Review: Reverend & The Makers – Mirrors

 

Disclaimer: I arrived quite late to the Reverend & The Makers party. I think it was summer of 2009, Forge Press had me covering a gig at the O2 Academy in Sheffield. I only knew the one song with Tim from Bromheads (‘Bandits’) and had no idea what it was going to be. I enjoyed ‘Silence is Talking’, probably much more than War‘s lawyers did.

But something struck me that day: there was a sound, like the Britpop I grew up with in the mid to late 90s, seeping through the dance and riddim tricks. This probably became clearer when the Mongrel and Reverend Sound System projects came and went, taking a few houses by storm.

So, what was Jon McClure and his gang playing at? @Reverend_Makers was less political than A French Kiss in the Chaos and although fans consumed it, general consensus was not favourable. I thought it was a good party album, but who the fuck listens to me anyway?

Thirty Two was released at the beginning of 2014 and someone else in this Shithole of a Website (TM) called Sloucher.org took care of it. The sound was still a party sound, but it was no longer college freshmen getting sworn into fraternities, it was a bacchanal.

And then we have Mirrors. Synths are currently in storage and what the fifth album by Reverend & The Makers brings is a slice of 60s pop. Smatherings of psychedelia swirl with baroque pop arrangements to create a different atmosphere. ‘Amsterdam’, ‘Black Widow’ and ‘Making babies’ go for the swankier arrangements of lounge pop: easy going, the odd synth line and the sing-a-long harmonies that might push McClure‘s vocals into the back, but brings the essence of the band as a whole much tighter. The crisp sounds in ‘Making babies’, captured in the many sonical snare traps of Dave Sanderson, are one of the finer moments in the album.

‘Stuck on you’ taps on the groove of ‘London Calling’, but it still is an 0114 affair altogether, with a few flanger-heavy bits that hark back to the hippie days without the unfortunate smells. Now, putting aside my usual cynicism, it feels that this section of Mirrors is the band’s finest hour. ‘The Beach and The Sea’ is an inconsolable track that builds from an acoustic lick into greatness. Laura and Jon McClure‘s voices convey feelings thoroughly, sometimes allowing subtlety take over. It’s the probably the finest arrangement in Mirrors and the production is impeccable.

Speaking of production, I got on the (virtual) phone with producer Dave Sanderson and asked him his thoughts on the recording process and the final product. I’m pleased with how the integrity of the original idea and concept is inseparable from the songs. The overall feel of the record and its consistency as a body of work. Reaching for things I’ve never done before.

It’s not all about introspection and longing. There are, well, “bangers” in here. I’ve never fully grasped the meaning of the word, probably never will, but there’s a definite mood swing. ‘The trip’ kicks things up, ‘El Cabrera’ segues like the lost intro to a Taco Thriller (the Mexican non-unionised equivalent of Spaghetti Western!) and ‘Blue’ wraps it up. It’s a nice change of pace, but again, the story doesn’t end.

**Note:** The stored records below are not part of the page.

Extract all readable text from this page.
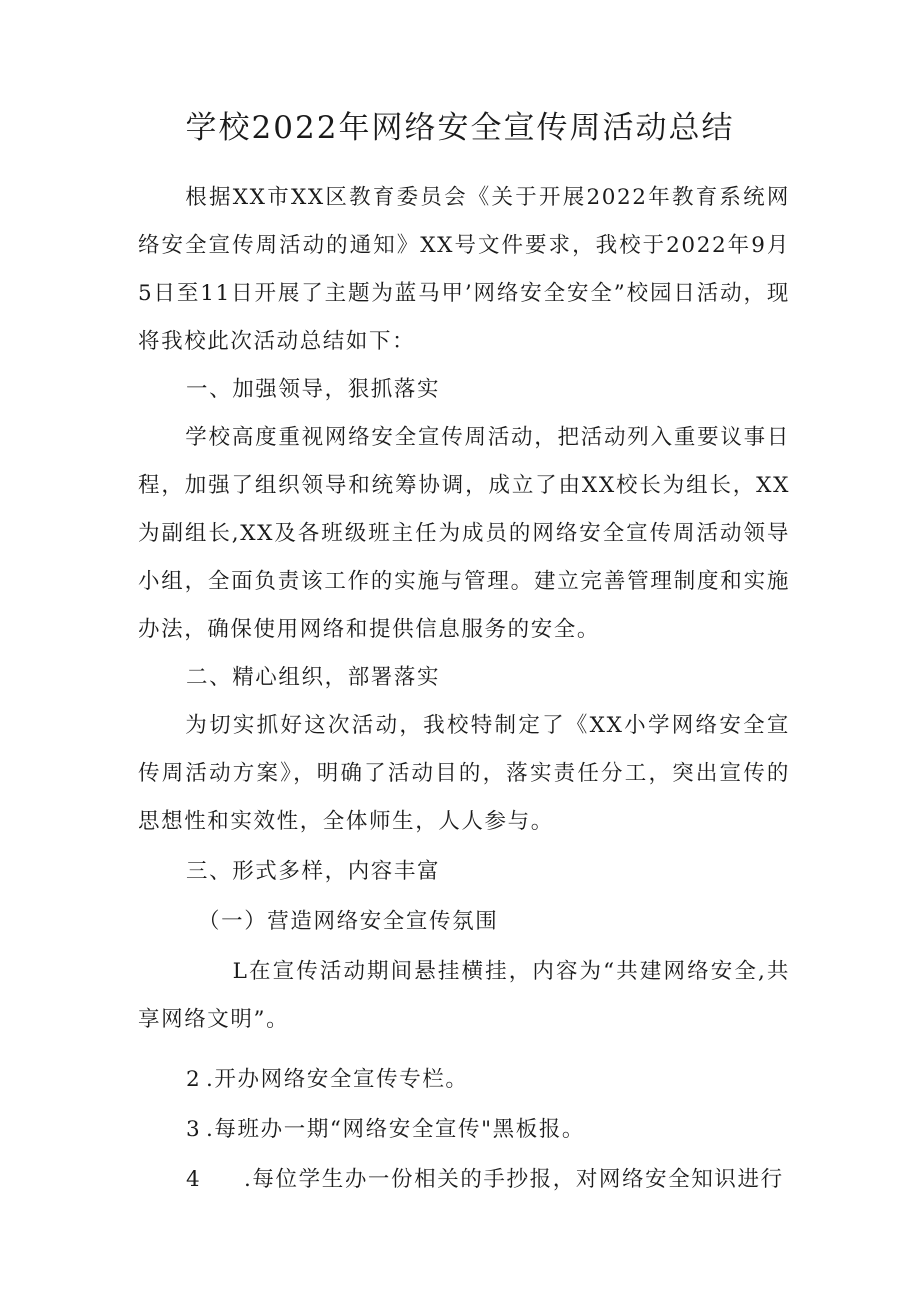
学校2022年网络安全宣传周活动总结

根据XX市XX区教育委员会《关于开展2022年教育系统网络安全宣传周活动的通知》XX号文件要求，我校于2022年9月5日至11日开展了主题为蓝马甲’网络安全安全”校园日活动，现将我校此次活动总结如下：

一、加强领导，狠抓落实

学校高度重视网络安全宣传周活动，把活动列入重要议事日程，加强了组织领导和统筹协调，成立了由XX校长为组长，XX为副组长,XX及各班级班主任为成员的网络安全宣传周活动领导小组，全面负责该工作的实施与管理。建立完善管理制度和实施办法，确保使用网络和提供信息服务的安全。

二、精心组织，部署落实

为切实抓好这次活动，我校特制定了《XX小学网络安全宣传周活动方案》，明确了活动目的，落实责任分工，突出宣传的思想性和实效性，全体师生，人人参与。

三、形式多样，内容丰富

（一）营造网络安全宣传氛围

L在宣传活动期间悬挂横挂，内容为“共建网络安全,共享网络文明”。

2 .开办网络安全宣传专栏。

3 .每班办一期“网络安全宣传"黑板报。

4 .每位学生办一份相关的手抄报，对网络安全知识进行
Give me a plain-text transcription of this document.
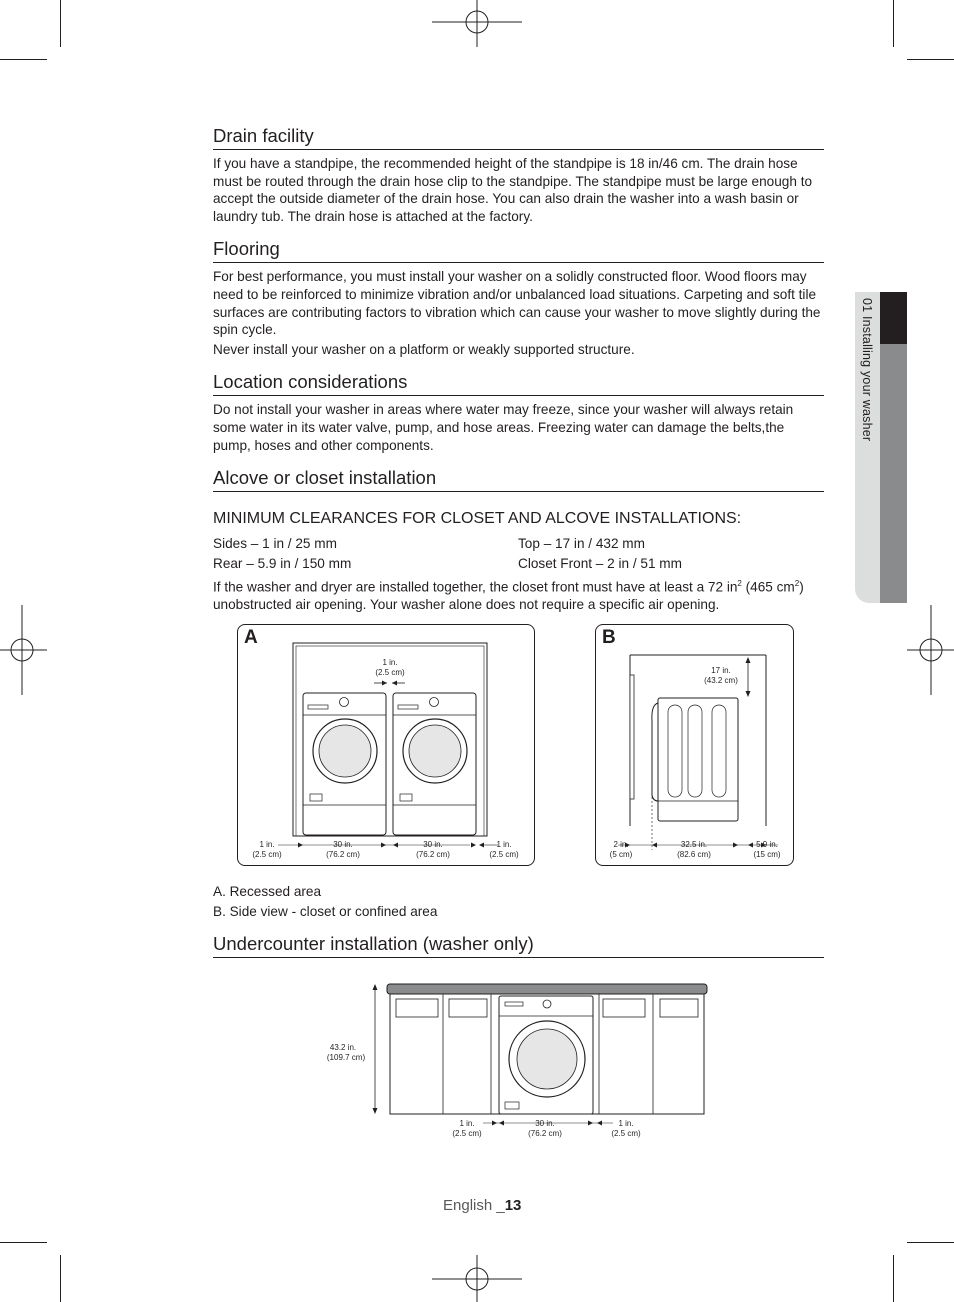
01 Installing your washer
Drain facility

If you have a standpipe, the recommended height of the standpipe is 18 in/46 cm. The drain hose must be routed through the drain hose clip to the standpipe. The standpipe must be large enough to accept the outside diameter of the drain hose. You can also drain the washer into a wash basin or laundry tub. The drain hose is attached at the factory.

Flooring

For best performance, you must install your washer on a solidly constructed floor. Wood floors may need to be reinforced to minimize vibration and/or unbalanced load situations. Carpeting and soft tile surfaces are contributing factors to vibration which can cause your washer to move slightly during the spin cycle.

Never install your washer on a platform or weakly supported structure.

Location considerations

Do not install your washer in areas where water may freeze, since your washer will always retain some water in its water valve, pump, and hose areas. Freezing water can damage the belts,the pump, hoses and other components.

Alcove or closet installation
MINIMUM CLEARANCES FOR CLOSET AND ALCOVE INSTALLATIONS:
Sides – 1 in / 25 mm	Top – 17 in / 432 mm
Rear – 5.9 in / 150 mm	Closet Front – 2 in / 51 mm

If the washer and dryer are installed together, the closet front must have at least a 72 $in^2$ (465 $cm^2$) unobstructed air opening. Your washer alone does not require a specific air opening.

A
1 in.
(2.5 cm)
1 in.
(2.5 cm)
30 in.
(76.2 cm)
30 in.
(76.2 cm)
1 in.
(2.5 cm)
B
17 in.
(43.2 cm)
2 in.
(5 cm)
32.5 in.
(82.6 cm)
5.9 in.
(15 cm)
A. Recessed area
B. Side view - closet or confined area
Undercounter installation (washer only)
43.2 in.
(109.7 cm)
1 in.
(2.5 cm)
30 in.
(76.2 cm)
1 in.
(2.5 cm)
English _13
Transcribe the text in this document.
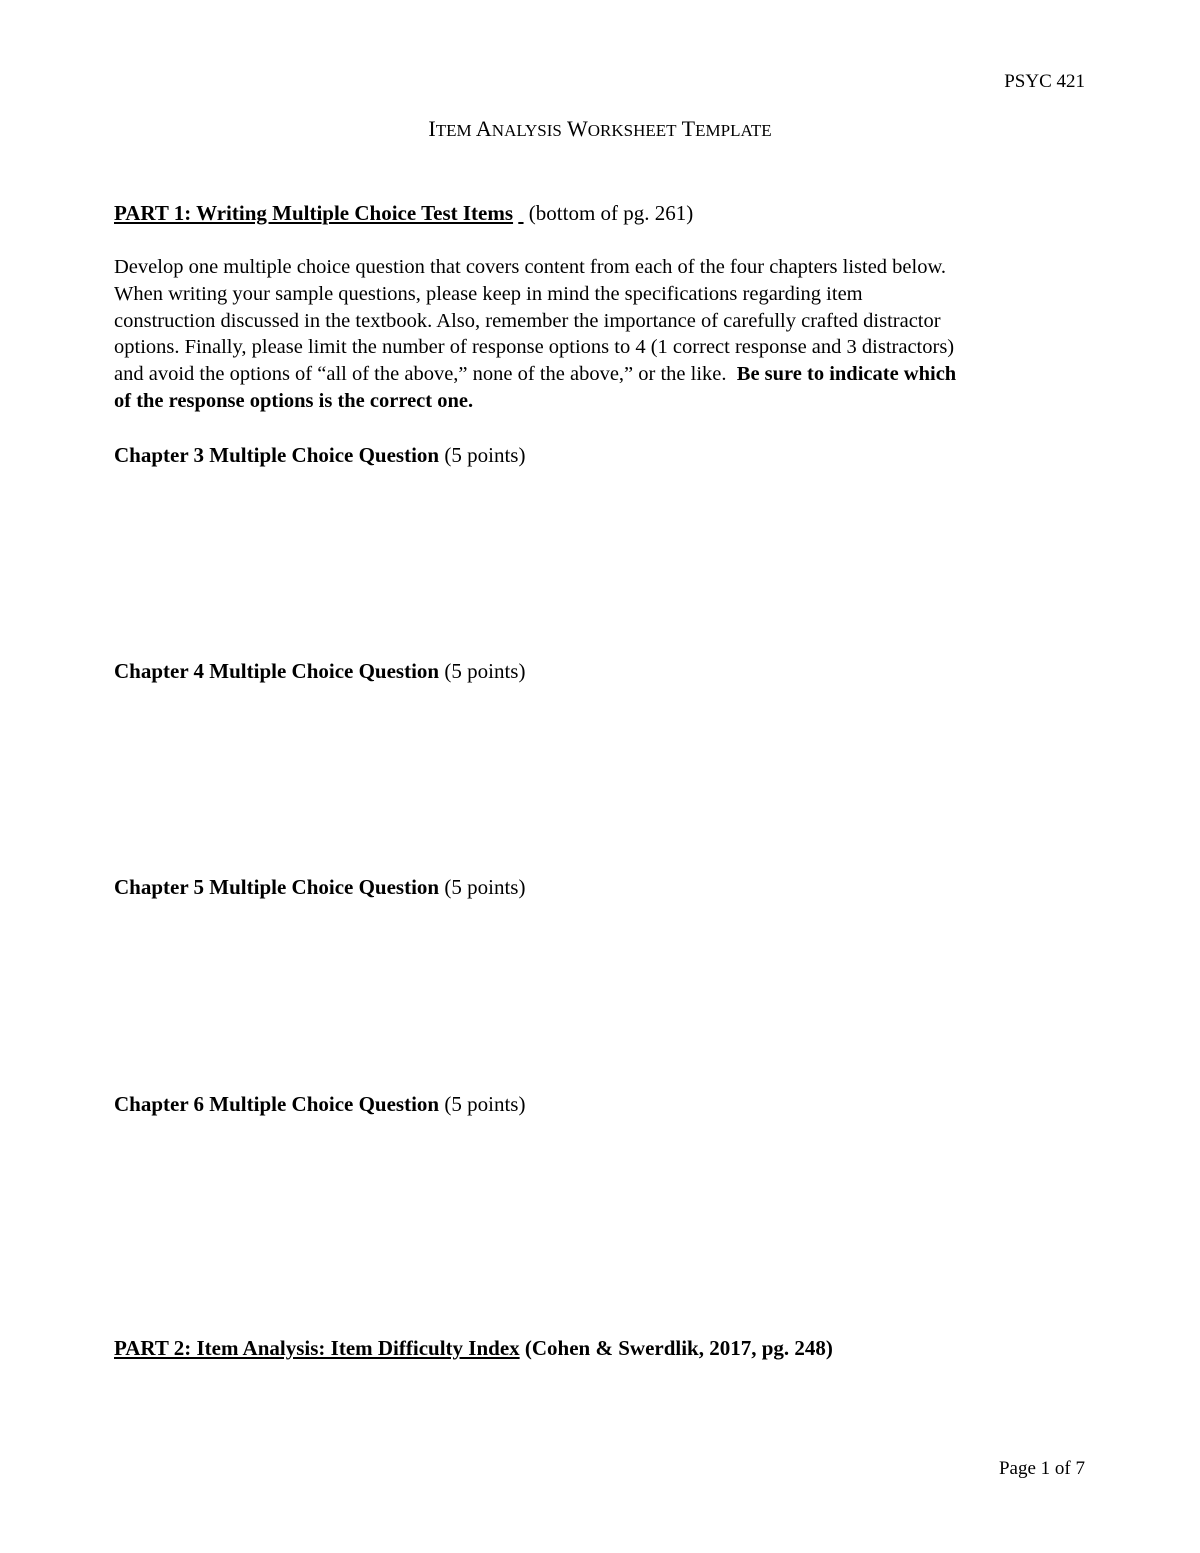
PSYC 421
ITEM ANALYSIS WORKSHEET TEMPLATE
PART 1: Writing Multiple Choice Test Items (bottom of pg. 261)
Develop one multiple choice question that covers content from each of the four chapters listed below.
When writing your sample questions, please keep in mind the specifications regarding item
construction discussed in the textbook. Also, remember the importance of carefully crafted distractor
options. Finally, please limit the number of response options to 4 (1 correct response and 3 distractors)
and avoid the options of “all of the above,” none of the above,” or the like.  Be sure to indicate which
of the response options is the correct one.
Chapter 3 Multiple Choice Question (5 points)
Chapter 4 Multiple Choice Question (5 points)
Chapter 5 Multiple Choice Question (5 points)
Chapter 6 Multiple Choice Question (5 points)
PART 2: Item Analysis: Item Difficulty Index (Cohen & Swerdlik, 2017, pg. 248)
Page 1 of 7
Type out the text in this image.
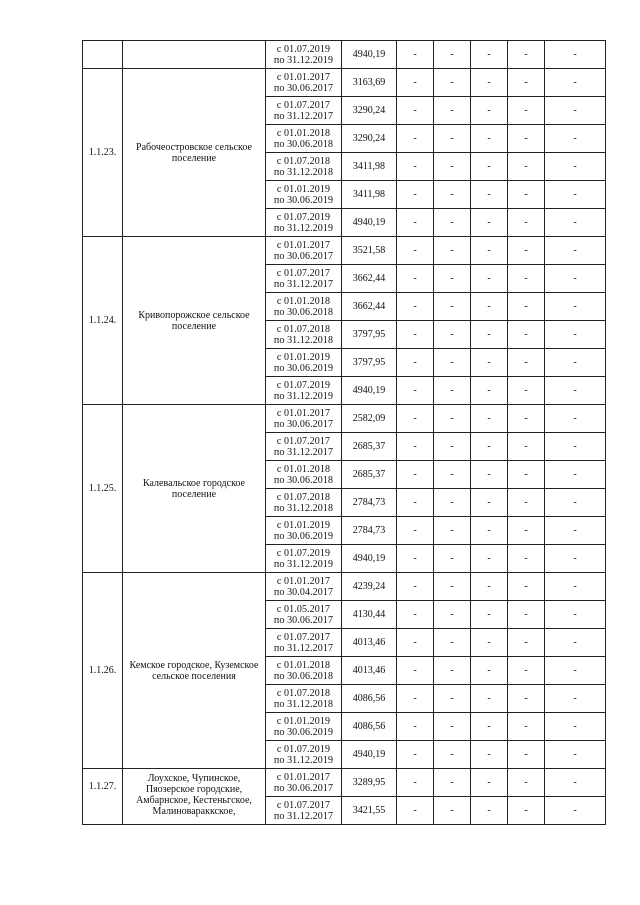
		с 01.07.2019
по 31.12.2019	4940,19	-	-	-	-	-
1.1.23.	Рабочеостровское сельское поселение	с 01.01.2017
по 30.06.2017	3163,69	-	-	-	-	-
		с 01.07.2017
по 31.12.2017	3290,24	-	-	-	-	-
		с 01.01.2018
по 30.06.2018	3290,24	-	-	-	-	-
		с 01.07.2018
по 31.12.2018	3411,98	-	-	-	-	-
		с 01.01.2019
по 30.06.2019	3411,98	-	-	-	-	-
		с 01.07.2019
по 31.12.2019	4940,19	-	-	-	-	-
1.1.24.	Кривопорожское сельское поселение	с 01.01.2017
по 30.06.2017	3521,58	-	-	-	-	-
		с 01.07.2017
по 31.12.2017	3662,44	-	-	-	-	-
		с 01.01.2018
по 30.06.2018	3662,44	-	-	-	-	-
		с 01.07.2018
по 31.12.2018	3797,95	-	-	-	-	-
		с 01.01.2019
по 30.06.2019	3797,95	-	-	-	-	-
		с 01.07.2019
по 31.12.2019	4940,19	-	-	-	-	-
1.1.25.	Калевальское городское поселение	с 01.01.2017
по 30.06.2017	2582,09	-	-	-	-	-
		с 01.07.2017
по 31.12.2017	2685,37	-	-	-	-	-
		с 01.01.2018
по 30.06.2018	2685,37	-	-	-	-	-
		с 01.07.2018
по 31.12.2018	2784,73	-	-	-	-	-
		с 01.01.2019
по 30.06.2019	2784,73	-	-	-	-	-
		с 01.07.2019
по 31.12.2019	4940,19	-	-	-	-	-
1.1.26.	Кемское городское, Куземское сельское поселения	с 01.01.2017
по 30.04.2017	4239,24	-	-	-	-	-
		с 01.05.2017
по 30.06.2017	4130,44	-	-	-	-	-
		с 01.07.2017
по 31.12.2017	4013,46	-	-	-	-	-
		с 01.01.2018
по 30.06.2018	4013,46	-	-	-	-	-
		с 01.07.2018
по 31.12.2018	4086,56	-	-	-	-	-
		с 01.01.2019
по 30.06.2019	4086,56	-	-	-	-	-
		с 01.07.2019
по 31.12.2019	4940,19	-	-	-	-	-
1.1.27.	Лоухское, Чупинское, Пяозерское городские, Амбарнское, Кестеньгское, Малиновараккское,	с 01.01.2017
по 30.06.2017	3289,95	-	-	-	-	-
		с 01.07.2017
по 31.12.2017	3421,55	-	-	-	-	-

‘Something to Remember’ is another fantastic song. In the style of the lost romantic Brit songs of the seventies, ‘Something to Remember’, with its subtle production and lush instrumentation, wraps things up neatly in less than 2 minutes. ‘The Gun’ lets the bass take over during verses and lets Ryan Jenkinson‘s drumming take over during chorus. This back and forth gives the song its strength. Top ending too.

Laura McClure takes over for the stark ‘The Mirror’, an unsettling trip through dark recesses that signals for help in Morse code. As much as I enjoy the “throw all the instruments into the recording room – PRONTO!” approach, sometimes you do need to go into less is more territory and ‘Last to know’ goes for a mostly acoustic guitar approach, with Ed Cosens‘ picking taking the prize home. ‘Lay me down’, the closing track, is a close throwback to the older sounds of Reverend & The Makers, but something changed along the way and the final drones, fading slowly into oblivion, remind you of that. Look in the past, but never too long, as it cannot be changed any more.

Let’s call this the mirror image of Happy Mondays’ Yes Please. Where the Mancunian’s sojourn to Barbados proved catastrophic, Reverend & The Makers trip to Jamaica added another layer to Alan Smyth and Dave Sanderson‘s already top-notch musical tinkering. Mirrors excels at being the less Reverend-ey album by Reverend & The Makers, which is the most McClure thing you could possibly do. It could’ve been safe to stick to the anthem & dancefloor hits that the band delivered curtly on their previous efforts, but there’s a greed that has driven the band from the beginning. Not in a monetary sense, but in the sense of wanting to make something memorable. What was missing on their previous albums? I can’t quite say, but Mirrors, in its introspective, baroque pop, finds it.